Hello viesturs, thanks for looking in to this.

https://www.eniro.se/engelska+skolan+i+upplands+väsby+upplands+väsby/31401925/firma?page=1&query=förskolor'

You need to click the "Skicka mejl" link. It will show a popup that contains the emailadress on top of the form shown in popup.

ViestursWS · March 22, 2021, 1:18pm

@tope They look funny because they don't want their information scraped.
That's why they have created 3 different classes with different algorithms to stop us from scraping.
For example in this division class is with z and each letter for the e-mail is every 2nd letter... When you reload the page, the algorithm changes and you have to predict it.

leemeng · March 22, 2021, 3:22pm

There is definitely anti-scraper code on this site, but if you look at the source code (Ctrl-u), the unscrambled emails are buried within a <script> block. Try searching for "email":
(with the quotes). In fact, all the other organizations and emails are already on the page too.

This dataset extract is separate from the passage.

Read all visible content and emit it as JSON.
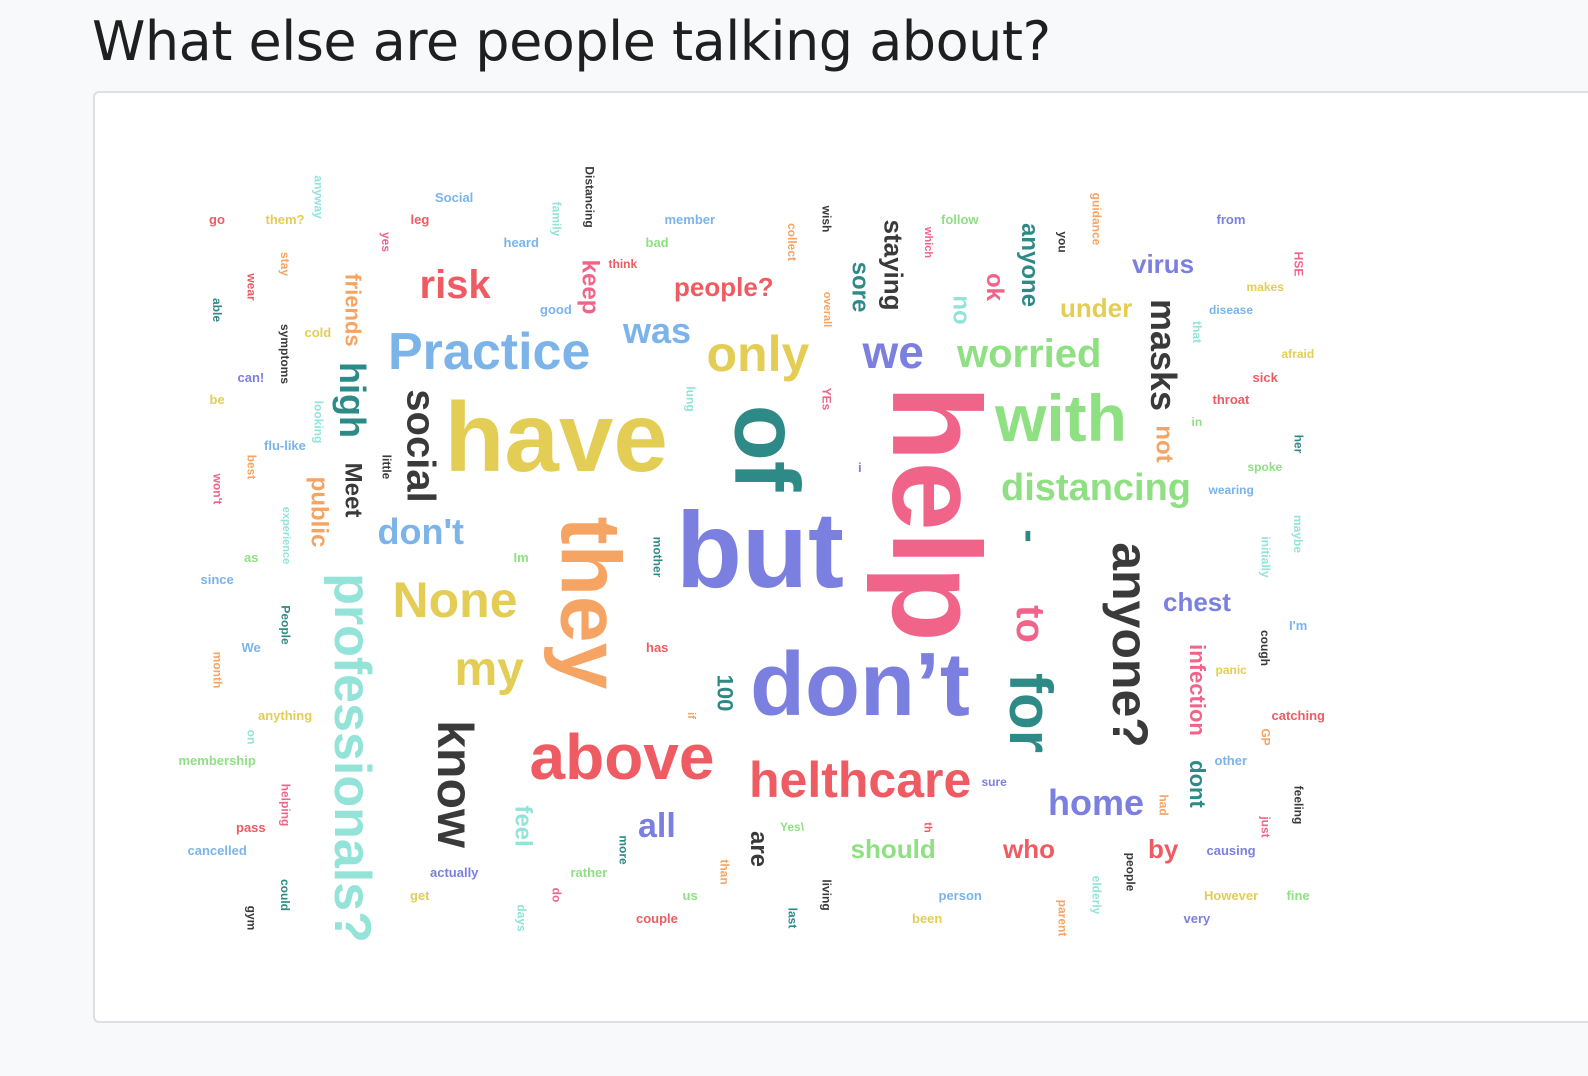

It looks like JSon so would be very hard to extract with WS alone. Maybe with Python and the JSon module.

tope · March 22, 2021, 9:36pm

I used Outwit to catch them instead, more used to that scraper. But could you not make one text selector per class? Then you get one column for each class and then use regex to clean each column?

leemeng · March 23, 2021, 3:15am

This will pick out the Json block:

Type: HTML
Selector: head
Regex: (?<=PRELOADED_STATE__ \=).+}}}}

If you paste ithe block into a parser like https://jsonlint.com/ you'll see that it is a perfectly valid Json block with a lot of info. Parsing Json is a very common task in many programming languages like Python, C#, Java, Javascript, etc. Many, many examples available.